Without a fair profit and the ability to cover claims, Spivey said, industry companies will have to invoke a legal exception more frequently insuring high-risk homeowners only if they agree to pay premiums at rates that are up to 250% of the bureau’s rate. Otherwise, he said, more insurers will stop issuing policies altogether.
The “consent to rate” exception in North Carolina’s law has helped prevent a mass exodus of home insurers, as some states have experienced, said David Marlett, an insurance professor at Appalachian State University.
While each state has different models to regulate rates, those affected by more hurricanes and storms are essentially faced with two options, Marlett said: Allow rates to keep rising to cover claims, or “somehow we build structures that are able to withstand climate change.”
Friedman criticized the bureau for citing Helene in its opening statement, saying it shouldn’t be used as grounds to raise rates on the storm’s survivors. He also noted that most of Helene’s damage was caused by flooding, which is covered separately from the homeowners’ policies now being considered.

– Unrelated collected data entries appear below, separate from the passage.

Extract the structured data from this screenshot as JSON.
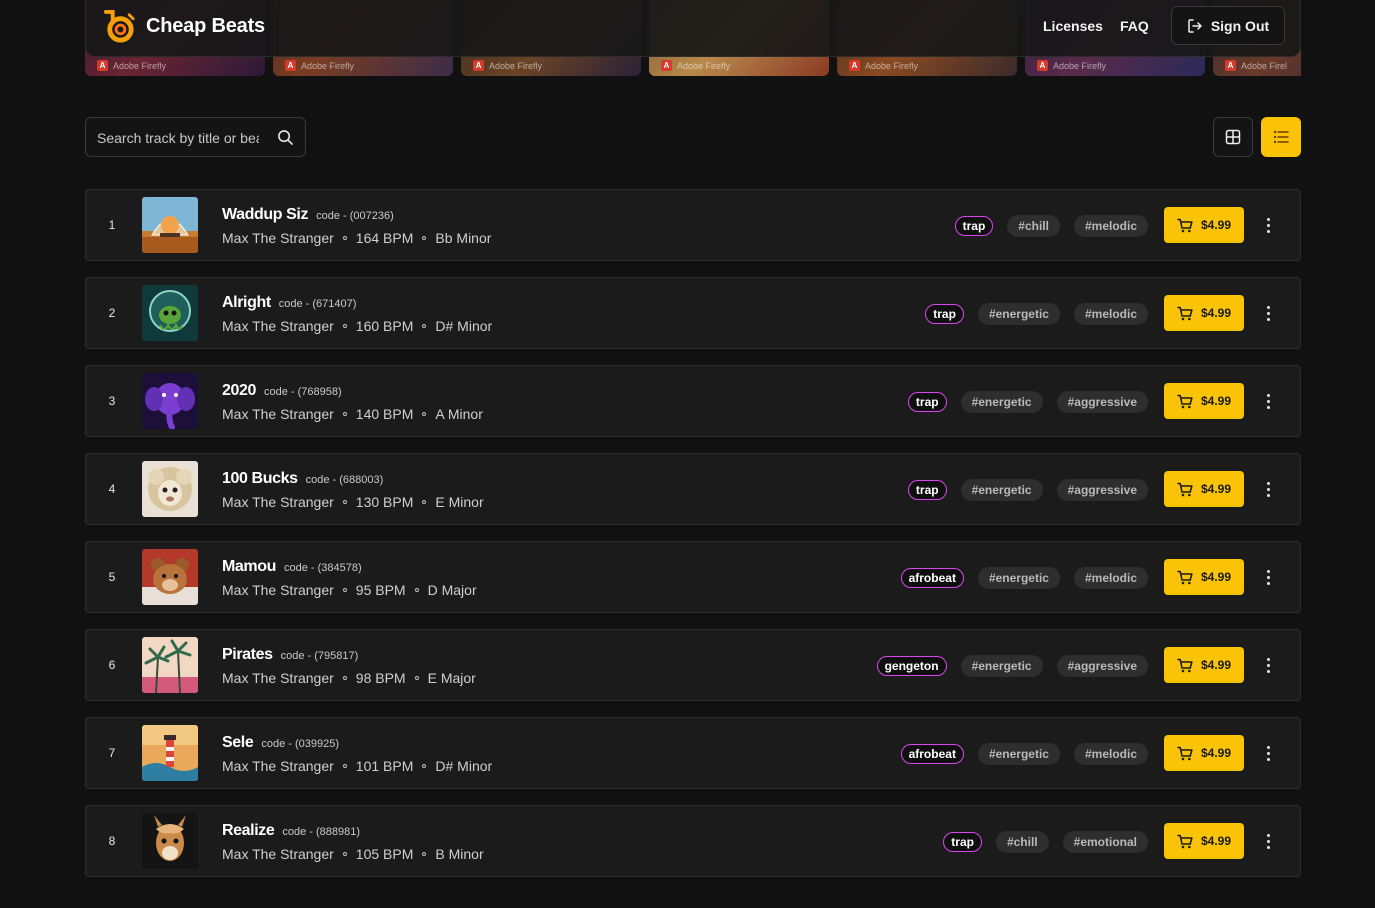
{
  "header": {
    "brand_name": "Cheap Beats",
    "nav": {
      "licenses": "Licenses",
      "faq": "FAQ"
    },
    "sign_out": "Sign Out",
    "banner_watermark": "Adobe Firefly",
    "banner_watermark_partial": "Adobe Firel"
  },
  "search": {
    "placeholder": "Search track by title or beat code"
  },
  "view": {
    "active": "list"
  },
  "colors": {
    "accent": "#fbc305",
    "genre_border": "#d946ef",
    "background": "#111111"
  },
  "tracks": [
    {
      "num": "1",
      "title": "Waddup Siz",
      "code": "code - (007236)",
      "artist": "Max The Stranger",
      "bpm": "164 BPM",
      "key": "Bb Minor",
      "genre": "trap",
      "tags": [
        "#chill",
        "#melodic"
      ],
      "price": "$4.99",
      "cover": "desert-aquarium"
    },
    {
      "num": "2",
      "title": "Alright",
      "code": "code - (671407)",
      "artist": "Max The Stranger",
      "bpm": "160 BPM",
      "key": "D# Minor",
      "genre": "trap",
      "tags": [
        "#energetic",
        "#melodic"
      ],
      "price": "$4.99",
      "cover": "alien-octopus"
    },
    {
      "num": "3",
      "title": "2020",
      "code": "code - (768958)",
      "artist": "Max The Stranger",
      "bpm": "140 BPM",
      "key": "A Minor",
      "genre": "trap",
      "tags": [
        "#energetic",
        "#aggressive"
      ],
      "price": "$4.99",
      "cover": "purple-elephant"
    },
    {
      "num": "4",
      "title": "100 Bucks",
      "code": "code - (688003)",
      "artist": "Max The Stranger",
      "bpm": "130 BPM",
      "key": "E Minor",
      "genre": "trap",
      "tags": [
        "#energetic",
        "#aggressive"
      ],
      "price": "$4.99",
      "cover": "fluffy-sheep"
    },
    {
      "num": "5",
      "title": "Mamou",
      "code": "code - (384578)",
      "artist": "Max The Stranger",
      "bpm": "95 BPM",
      "key": "D Major",
      "genre": "afrobeat",
      "tags": [
        "#energetic",
        "#melodic"
      ],
      "price": "$4.99",
      "cover": "bear-cub"
    },
    {
      "num": "6",
      "title": "Pirates",
      "code": "code - (795817)",
      "artist": "Max The Stranger",
      "bpm": "98 BPM",
      "key": "E Major",
      "genre": "gengeton",
      "tags": [
        "#energetic",
        "#aggressive"
      ],
      "price": "$4.99",
      "cover": "palm-trees"
    },
    {
      "num": "7",
      "title": "Sele",
      "code": "code - (039925)",
      "artist": "Max The Stranger",
      "bpm": "101 BPM",
      "key": "D# Minor",
      "genre": "afrobeat",
      "tags": [
        "#energetic",
        "#melodic"
      ],
      "price": "$4.99",
      "cover": "lighthouse"
    },
    {
      "num": "8",
      "title": "Realize",
      "code": "code - (888981)",
      "artist": "Max The Stranger",
      "bpm": "105 BPM",
      "key": "B Minor",
      "genre": "trap",
      "tags": [
        "#chill",
        "#emotional"
      ],
      "price": "$4.99",
      "cover": "llama"
    }
  ]
}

The proceedings are likely to continue after early voting begins on Oct. 17. Causey, a two-term Republican commissioner, is being challenged by Democrat Natasha Marcus, a state senator.
Marcus held a news conference outside the Insurance Department headquarters criticizing Causey for declining to preside over the hearing, calling it a “ridiculous dereliction of one of his major duties in this job.” She also lamented that any decision will be made after Election Day.
Causey said he’s not hearing the case in part because he’s not an attorney. State law allows him to pick someone else to preside over the hearing, which is a quasi-judicial proceeding.
__
The story corrects the insurance professor’s name to David Marlett, not David Martlett.